Fermented juice, or cider, like beer, was preferred to the occasionally questionable local water-supply. By the 17th century, there were at least 120 cultivars described in western Europe. The rise and spread of Protestantism, which saw the apple as the special fruit of God, is credited with expanding apple cultivation across northern and eastern Europe after beginning in Germany in the early 17th century.
By the end of the 18th century, many hundreds of cultivars were recognized throughout Europe. The Royal Horticultural Society of England acknowledged at least 1200 in 1826. The 18th and 19th centuries saw apple cultivars identified and classified based on their suitability for their end uses. Aromatic dessert apples were more widely appreciated by this time, while good cooking types were still recognized for puddings and pastries.

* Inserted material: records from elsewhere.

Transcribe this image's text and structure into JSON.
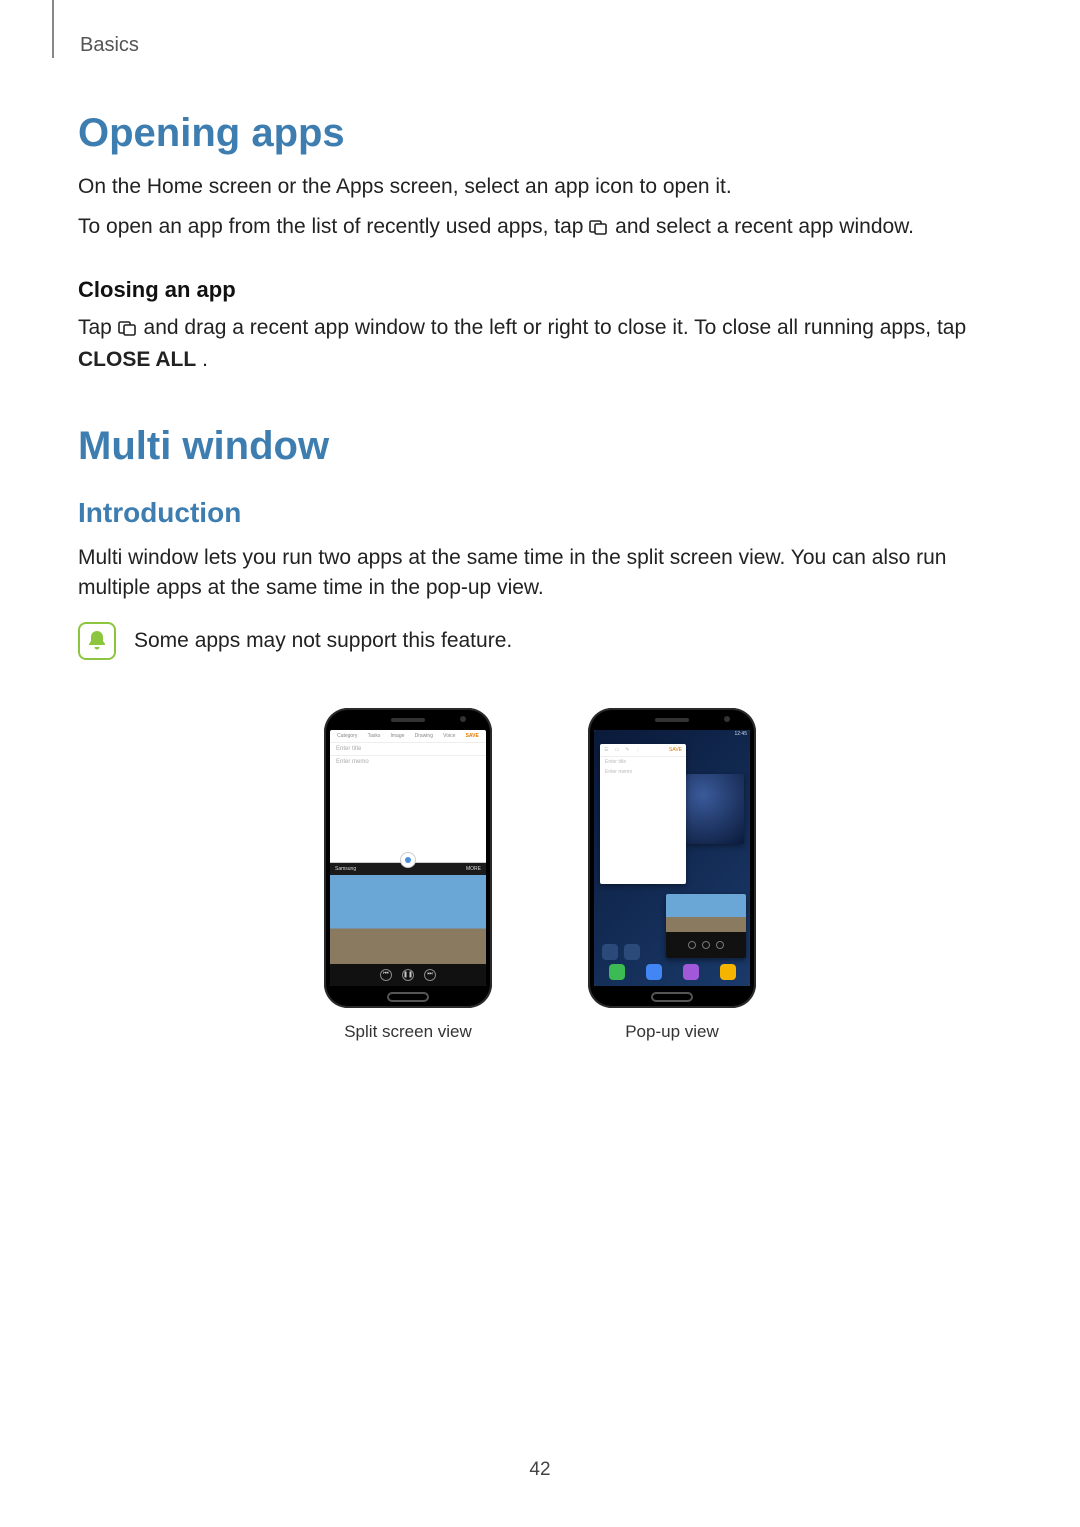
{
  "breadcrumb": "Basics",
  "section1": {
    "title": "Opening apps",
    "p1a": "On the Home screen or the Apps screen, select an app icon to open it.",
    "p2a": "To open an app from the list of recently used apps, tap ",
    "p2b": " and select a recent app window.",
    "sub": "Closing an app",
    "p3a": "Tap ",
    "p3b": " and drag a recent app window to the left or right to close it. To close all running apps, tap ",
    "p3c": "CLOSE ALL",
    "p3d": "."
  },
  "section2": {
    "title": "Multi window",
    "sub": "Introduction",
    "p1": "Multi window lets you run two apps at the same time in the split screen view. You can also run multiple apps at the same time in the pop-up view.",
    "note": "Some apps may not support this feature."
  },
  "figures": {
    "left_caption": "Split screen view",
    "right_caption": "Pop-up view",
    "split": {
      "toolbar": [
        "Category",
        "Tasks",
        "Image",
        "Drawing",
        "Voice"
      ],
      "save": "SAVE",
      "title_placeholder": "Enter title",
      "memo_placeholder": "Enter memo",
      "brand": "Samsung",
      "more": "MORE"
    },
    "popup": {
      "status_time": "12:45",
      "note_save": "SAVE",
      "note_title": "Enter title",
      "note_memo": "Enter memo",
      "dock": [
        "Phone",
        "Messages",
        "Internet",
        "Apps"
      ]
    }
  },
  "page_number": "42",
  "colors": {
    "heading": "#3d7db0",
    "note_border": "#8cc63f"
  }
}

Flavourful cultivars with moderate acid and tannin levels were prized for cider production. The late 19th and early 20th centuries represented the maximum of diversity in apple cultivation in Europe, with hundreds of locally popular cultivars being grown in thousands of small orchards.

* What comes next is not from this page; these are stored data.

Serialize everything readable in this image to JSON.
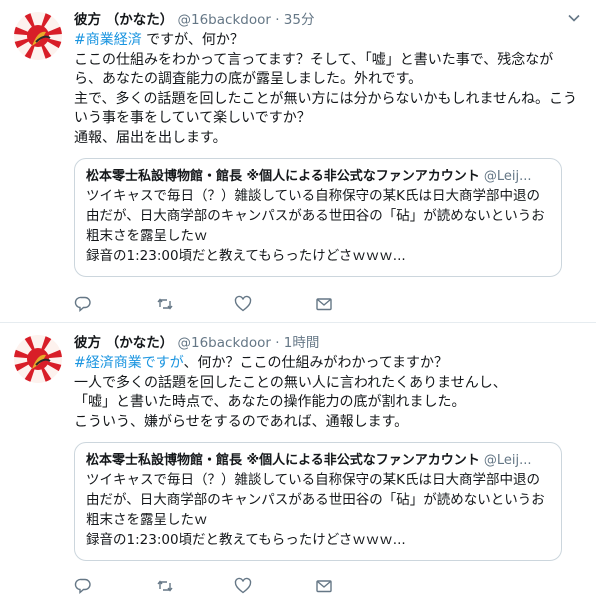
{
  "tweets": [
    {
      "name": "彼方 （かなた）",
      "handle": "@16backdoor",
      "dot": "·",
      "time": "35分",
      "hashtag": "#商業経済",
      "lines": [
        " ですが、何か？",
        "ここの仕組みをわかって言ってます？そして、「嘘」と書いた事で、残念なが",
        "ら、あなたの調査能力の底が露呈しました。外れです。",
        "主で、多くの話題を回したことが無い方には分からないかもしれませんね。こう",
        "いう事を事をしていて楽しいですか？",
        "通報、届出を出します。"
      ],
      "quote": {
        "name": "松本零士私設博物館・館長 ※個人による非公式なファンアカウント",
        "handle": "@Leij...",
        "lines": [
          "ツイキャスで毎日（？）雑談している自称保守の某K氏は日大商学部中退の",
          "由だが、日大商学部のキャンパスがある世田谷の「砧」が読めないというお",
          "粗末さを露呈したｗ",
          "録音の1:23:00頃だと教えてもらったけどさｗｗｗ..."
        ]
      }
    },
    {
      "name": "彼方 （かなた）",
      "handle": "@16backdoor",
      "dot": "·",
      "time": "1時間",
      "hashtag": "#経済商業ですが",
      "lines": [
        "、何か？ここの仕組みがわかってますか？",
        "一人で多くの話題を回したことの無い人に言われたくありませんし、",
        "「嘘」と書いた時点で、あなたの操作能力の底が割れました。",
        "こういう、嫌がらせをするのであれば、通報します。"
      ],
      "quote": {
        "name": "松本零士私設博物館・館長 ※個人による非公式なファンアカウント",
        "handle": "@Leij...",
        "lines": [
          "ツイキャスで毎日（？）雑談している自称保守の某K氏は日大商学部中退の",
          "由だが、日大商学部のキャンパスがある世田谷の「砧」が読めないというお",
          "粗末さを露呈したｗ",
          "録音の1:23:00頃だと教えてもらったけどさｗｗｗ..."
        ]
      }
    }
  ],
  "icons": {
    "reply": "reply-icon",
    "retweet": "retweet-icon",
    "like": "heart-icon",
    "dm": "envelope-icon",
    "caret": "chevron-down-icon",
    "avatar": "rising-sun-avatar"
  },
  "colors": {
    "link": "#1b95e0",
    "secondary": "#657786",
    "border": "#ccd6dd"
  }
}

In the 20th century, the rise of imported fruit from the Americas, New Zealand, Australia, and South Africa forced European farms to increase in size and decrease in number and, to a large extent, to adopt the very same cultivars that were developed in and imported from the New World.

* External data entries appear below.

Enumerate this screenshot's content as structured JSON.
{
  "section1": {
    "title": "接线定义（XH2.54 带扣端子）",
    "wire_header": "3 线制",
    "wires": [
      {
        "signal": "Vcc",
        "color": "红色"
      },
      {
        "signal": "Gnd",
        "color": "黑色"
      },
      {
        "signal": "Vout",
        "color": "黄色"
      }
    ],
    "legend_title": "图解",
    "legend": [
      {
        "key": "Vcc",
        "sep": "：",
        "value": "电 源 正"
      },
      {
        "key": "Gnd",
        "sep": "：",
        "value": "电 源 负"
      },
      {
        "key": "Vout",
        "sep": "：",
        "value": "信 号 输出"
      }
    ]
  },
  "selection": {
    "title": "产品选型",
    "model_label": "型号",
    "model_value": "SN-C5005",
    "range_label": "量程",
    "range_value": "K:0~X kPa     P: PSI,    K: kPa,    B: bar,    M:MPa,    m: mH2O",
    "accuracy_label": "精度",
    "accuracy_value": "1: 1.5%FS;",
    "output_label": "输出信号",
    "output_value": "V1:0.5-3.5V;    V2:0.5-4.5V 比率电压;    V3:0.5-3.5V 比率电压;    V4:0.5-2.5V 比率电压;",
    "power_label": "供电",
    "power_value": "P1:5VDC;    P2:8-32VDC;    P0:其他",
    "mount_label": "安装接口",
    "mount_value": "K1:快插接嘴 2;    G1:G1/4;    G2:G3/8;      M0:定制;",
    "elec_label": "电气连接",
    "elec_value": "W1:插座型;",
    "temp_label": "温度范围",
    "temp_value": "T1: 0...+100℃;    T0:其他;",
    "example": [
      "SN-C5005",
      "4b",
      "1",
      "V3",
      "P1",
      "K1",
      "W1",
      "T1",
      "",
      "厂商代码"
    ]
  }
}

Apples were established in the 1650s near Cape Town in South Africa to sustain settlers and to supply the ships of the Dutch East India Company. The commercial apple orchard district in the Western Cape was started by Cecil Rhodes and his associates in the late 19th and early 20th century to replace a faltering wine industry.
Apples were introduced to Australia, on the island of Tasmania and at the present site of Sydney, in 1788. Orchards were established by settlers in Tasmania and New South Wales by the early 1800s.
Significant production areas were eventually developed in Tasmania and the south-eastern mainland. In 1814, English missionaries brought apples from Australia to New Zealand, where two large apple-production districts became established in the districts of Hawke’s Bay and Nelson during the 19th and 20th centuries.